The federal New Democrats want to hear from Canadians who are feeling the economic pinch.
Thomas Mulcair, the Leader of the party that is the Official Opposition but has been mired in third place in public opinion polls for many months, is embarking on a tour of Ontario and Western Canada to talk to Canadians about "affordability." Specifically, he wants to talk about banking fees and gas prices.
"Life is increasingly expensive," Mr. Mulcair told reporters at a news conference during a break Thursday from a two-day strategy session. "We're seeing a lot of working families who simply aren't getting by. And that could be anything from a $3 or $4 [automated teller machine] fee to collusion at the gas pumps. So there are a lot of things that are costing families more and more."
New Democrats will be travelling the country asking Canadians about the types of policies they would like a federal government to introduce to make life more affordable – a consultation that is part of the party's pre-campaign strategy heading into 2015, a scheduled federal election year.
Putting a lid on gas prices and reducing bank charges are not new ideas for the NDP. Peter Julian, the party's caucus chair, was calling for gas-price monitoring back in 2007. And former leader Jack Layton campaigned in both of the previous elections on promises to cap ATM fees as well as interest rates for credit cards and quick loan shops.
Meanwhile, economists say the cost of living in Canada is not rising out of control.
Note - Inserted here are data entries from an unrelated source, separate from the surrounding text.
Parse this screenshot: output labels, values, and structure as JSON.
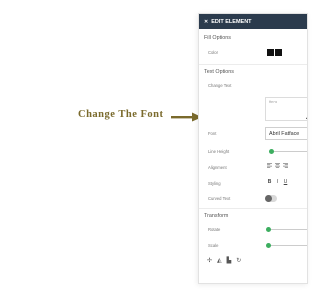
{
  "callout": {
    "text": "Change The Font"
  },
  "panel": {
    "header_icon": "edit-icon",
    "title": "EDIT ELEMENT",
    "fill_options": {
      "title": "Fill Options",
      "color_label": "Color",
      "swatches": [
        "#111111",
        "#111111"
      ]
    },
    "text_options": {
      "title": "Text Options",
      "change_text_label": "Change Text",
      "text_value": "Hero",
      "font_label": "Font",
      "font_value": "Abril Fatface",
      "line_height_label": "Line Height",
      "line_height_fraction": 0.05,
      "alignment_label": "Alignment",
      "alignment_icons": [
        "align-left-icon",
        "align-center-icon",
        "align-right-icon"
      ],
      "styling_label": "Styling",
      "bold": "B",
      "italic": "I",
      "underline": "U",
      "curved_text_label": "Curved Text",
      "curved_text_on": false
    },
    "transform": {
      "title": "Transform",
      "rotate_label": "Rotate",
      "rotate_fraction": 0.0,
      "scale_label": "Scale",
      "scale_fraction": 0.0
    },
    "tools": [
      "move-icon",
      "flip-icon",
      "layer-icon",
      "rotate-icon"
    ]
  }
}
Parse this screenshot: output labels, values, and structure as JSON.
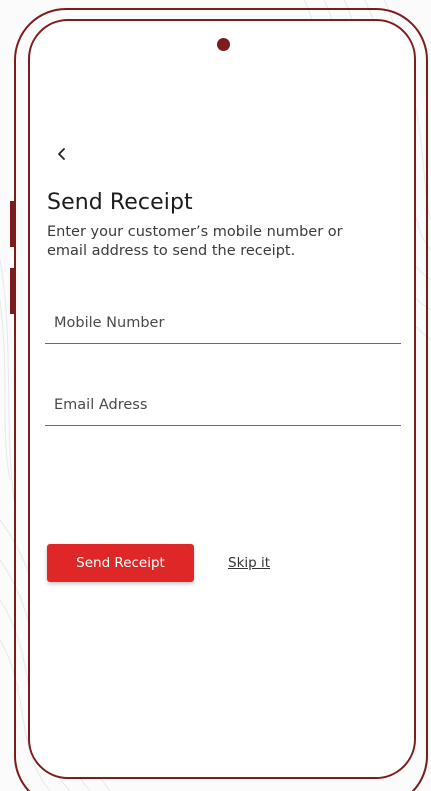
{
  "colors": {
    "frame": "#7d1c1c",
    "primary_button": "#e02727",
    "title_text": "#1c1c1c"
  },
  "screen": {
    "back_icon": "chevron-left-icon",
    "title": "Send Receipt",
    "subtitle": "Enter your customer’s mobile number or email address to send the receipt."
  },
  "form": {
    "mobile_placeholder": "Mobile Number",
    "mobile_value": "",
    "email_placeholder": "Email Adress",
    "email_value": ""
  },
  "actions": {
    "send_label": "Send Receipt",
    "skip_label": "Skip it"
  }
}
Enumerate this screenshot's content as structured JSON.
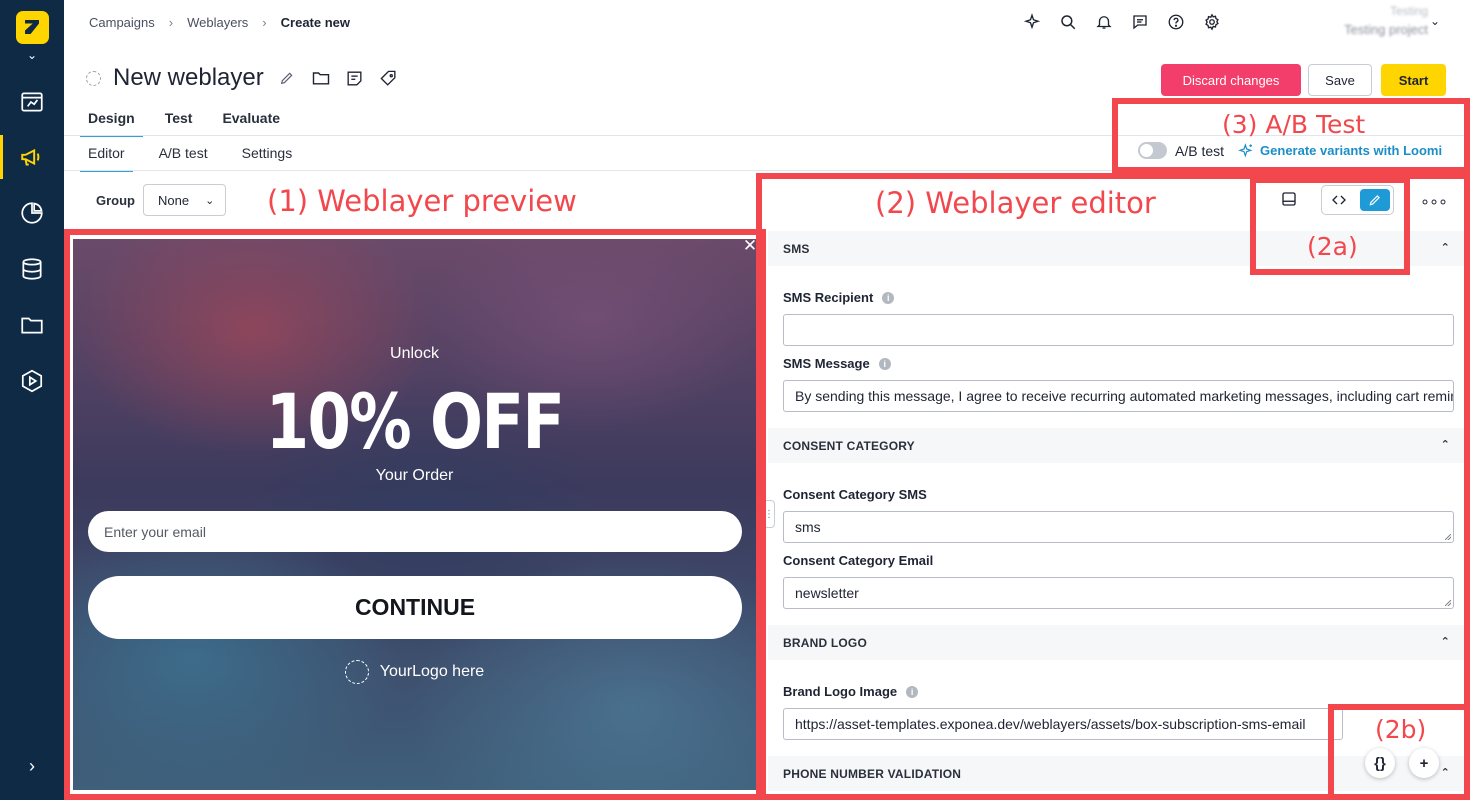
{
  "breadcrumb": [
    "Campaigns",
    "Weblayers",
    "Create new"
  ],
  "project": {
    "line1": "Testing",
    "line2": "Testing project"
  },
  "page_title": "New weblayer",
  "buttons": {
    "discard": "Discard changes",
    "save": "Save",
    "start": "Start"
  },
  "tabs_primary": [
    "Design",
    "Test",
    "Evaluate"
  ],
  "tabs_secondary": [
    "Editor",
    "A/B test",
    "Settings"
  ],
  "ab": {
    "toggle_label": "A/B test",
    "loomi_label": "Generate variants with Loomi"
  },
  "group": {
    "label": "Group",
    "value": "None"
  },
  "annotations": {
    "preview": "(1) Weblayer preview",
    "editor": "(2) Weblayer editor",
    "ab": "(3) A/B Test",
    "editor_toolbar": "(2a)",
    "editor_fabs": "(2b)"
  },
  "preview": {
    "unlock": "Unlock",
    "offer": "10% OFF",
    "order": "Your Order",
    "email_placeholder": "Enter your email",
    "continue": "CONTINUE",
    "logo": "YourLogo here"
  },
  "editor": {
    "sections": {
      "sms": "SMS",
      "consent": "CONSENT CATEGORY",
      "brand": "BRAND LOGO",
      "phone": "PHONE NUMBER VALIDATION"
    },
    "fields": {
      "sms_recipient_label": "SMS Recipient",
      "sms_recipient_value": "",
      "sms_message_label": "SMS Message",
      "sms_message_value": "By sending this message, I agree to receive recurring automated marketing messages, including cart reminders",
      "consent_sms_label": "Consent Category SMS",
      "consent_sms_value": "sms",
      "consent_email_label": "Consent Category Email",
      "consent_email_value": "newsletter",
      "brand_logo_label": "Brand Logo Image",
      "brand_logo_value": "https://asset-templates.exponea.dev/weblayers/assets/box-subscription-sms-email"
    }
  },
  "colors": {
    "annotation": "#f2474c",
    "accent": "#ffd500",
    "discard": "#f33d6a",
    "link": "#1a8fc7",
    "rail": "#0f2a44"
  }
}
There is a problem with housing prices in Canada's biggest cities where homes are no longer affordable to first-time buyers, said Benjamin Tal, an economist with the CIBC. But the Bank of Canada is more worried about deflation than inflation, something that has afflicted Japan for the past 15 years and can lead to a recession, said Mr. Tal, who stressed he was not responding to the strategy of the NDP or any political party.
The real issue, Mr. Tal said, is income. Canadian incomes "are not rising quickly enough," he said, "due to the fact that some of the jobs that we are creating are relatively low-quality jobs." That is especially true for young people and immigrants who cannot find employment that matches their education level, he said.
When asked how he planned to raise the income levels of Canadians, Mr. Mulcair said he is going to listen to people.
"We're going to go across the country, we're going to listen to their priorities," he said. "You don't have to understand fine theory of competitive regulation to understand that there's collusion among gas companies when [prices] all go up by the same amount, when they all start that price gouging in the middle of the worst phases of the winter or just as people are leaving on summer holidays."
Perhaps consumers need an ombudsman, Mr. Mulcair said. "If you meet with the people that I meet with, on the ground level," he said, "people for whom the slightest increase in their hydro bill makes it suddenly very difficult to end the month, you understand how important it is to look at these affordability issues and that's exactly what we're going to be doing."